# Wiener measure

The probability measure $\mu _ {W}$ on the space $C[ 0, 1]$ of continuous real-valued functions $x$ on the interval $[ 0, 1]$, defined as follows. Let $0 < t _ {1} < \dots < t _ {n} \leq 1$ be an arbitrary sample of points from $[ 0, 1]$ and let $A _ {1} \dots A _ {n}$ be Borel sets on the real line. Let $C( t _ {1} \dots t _ {n} ; A _ {1} \dots A _ {n} )$ denote the set of functions $x \in C[ 0, 1]$ for which $x( t _ {k} ) \in A _ {k}$, $k = 1 \dots n$. Then

$$\tag{* } \mu _ {W} ( C ( t _ {1} \dots t _ {n} ; A _ {1} \dots A _ {n} )) =$$

$$= \ \int\limits _ { A _ 1 } p ( t _ {1} , x _ {1} ) dx _ {1} \int\limits _ { A _ 2 } p ( t _ {2} - t _ {1} , x _ {2} - x _ {1} ) dx _ {2} \dots$$

$${} \dots \int\limits _ { A _ n } p ( t _ {n} - t _ {n-} 1 , x _ {n} - x _ {n-} 1 ) dx _ {n} ,$$

where

$$p ( t, x) = { \frac{1}{\sqrt {2 \pi t } } } e ^ {- x ^ {2} / 2 t } .$$

Using the theorem on the extension of a measure it is possible to define the value of the measure $\mu _ {W}$ on all Borel sets of $C[ 0, 1]$ on the basis of equation (*).

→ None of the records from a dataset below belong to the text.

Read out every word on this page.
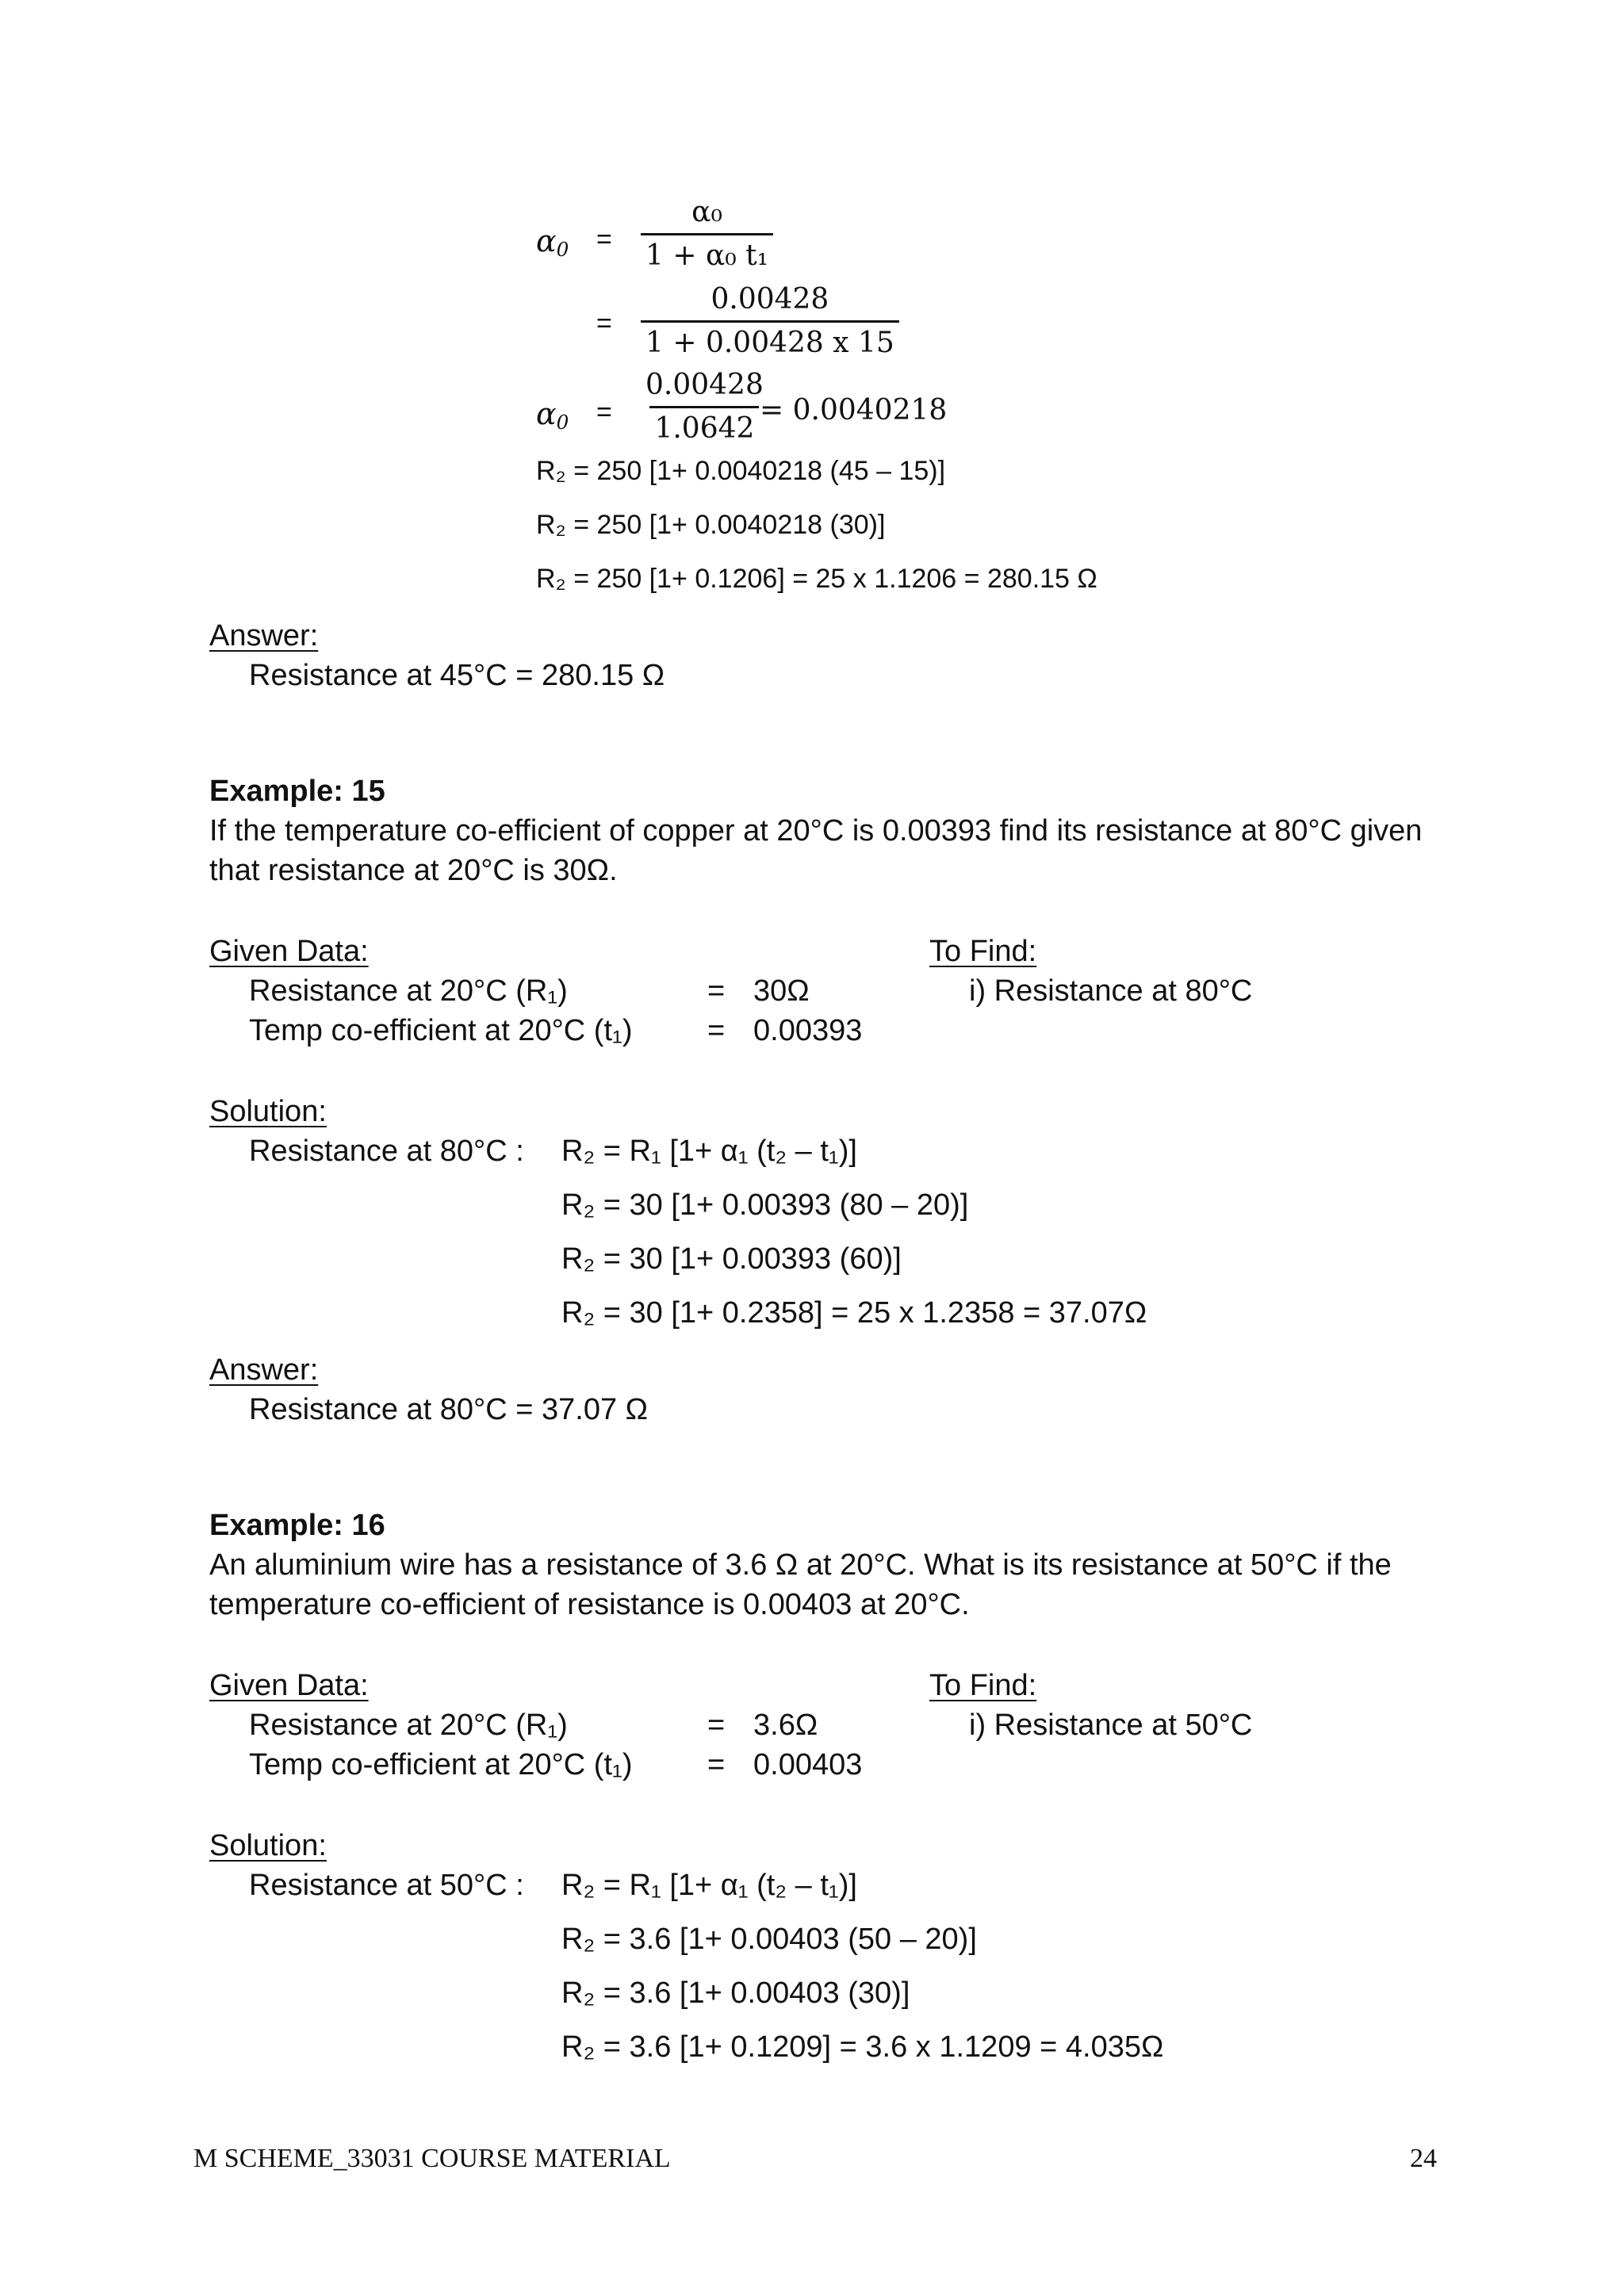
$\alpha_0 = \frac{\text{α₀}}{\text{1 + α₀ t₁}}$
= $\frac{0.00428}{1 + 0.00428 x 15}$
$\alpha_0 = \frac{0.00428}{1.0642}$
= 0.0040218
R₂ = 250 [1+ 0.0040218 (45 – 15)]
R₂ = 250 [1+ 0.0040218 (30)]
R₂ = 250 [1+ 0.1206] = 25 x 1.1206 = 280.15 Ω
Answer:
Resistance at 45°C = 280.15 Ω
Example: 15
If the temperature co-efficient of copper at 20°C is 0.00393 find its resistance at 80°C given
that resistance at 20°C is 30Ω.
Given Data:	To Find:
Resistance at 20°C (R₁)	= 30Ω	i) Resistance at 80°C
Temp co-efficient at 20°C (t₁) = 0.00393
Solution:
Resistance at 80°C : R₂ = R₁ [1+ α₁ (t₂ – t₁)]
R₂ = 30 [1+ 0.00393 (80 – 20)]
R₂ = 30 [1+ 0.00393 (60)]
R₂ = 30 [1+ 0.2358] = 25 x 1.2358 = 37.07Ω
Answer:
Resistance at 80°C = 37.07 Ω
Example: 16
An aluminium wire has a resistance of 3.6 Ω at 20°C. What is its resistance at 50°C if the
temperature co-efficient of resistance is 0.00403 at 20°C.
Given Data:	To Find:
Resistance at 20°C (R₁)	= 3.6Ω	i) Resistance at 50°C
Temp co-efficient at 20°C (t₁) = 0.00403
Solution:
Resistance at 50°C : R₂ = R₁ [1+ α₁ (t₂ – t₁)]
R₂ = 3.6 [1+ 0.00403 (50 – 20)]
R₂ = 3.6 [1+ 0.00403 (30)]
R₂ = 3.6 [1+ 0.1209] = 3.6 x 1.1209 = 4.035Ω
M SCHEME_33031 COURSE MATERIAL	24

The Wiener measure was introduced by N. Wiener [a1] in 1923; it was the first major extension of integration theory beyond a finite-dimensional setting. The construction outlined above extends easily to define Wiener measure $\mu _ {W}$ on $C [ 0, \infty )$. The coordinate process $x( t)$ is then known as Brownian motion or the Wiener process. Its formal derivative "dxt/dt" is known as Gaussian white noise.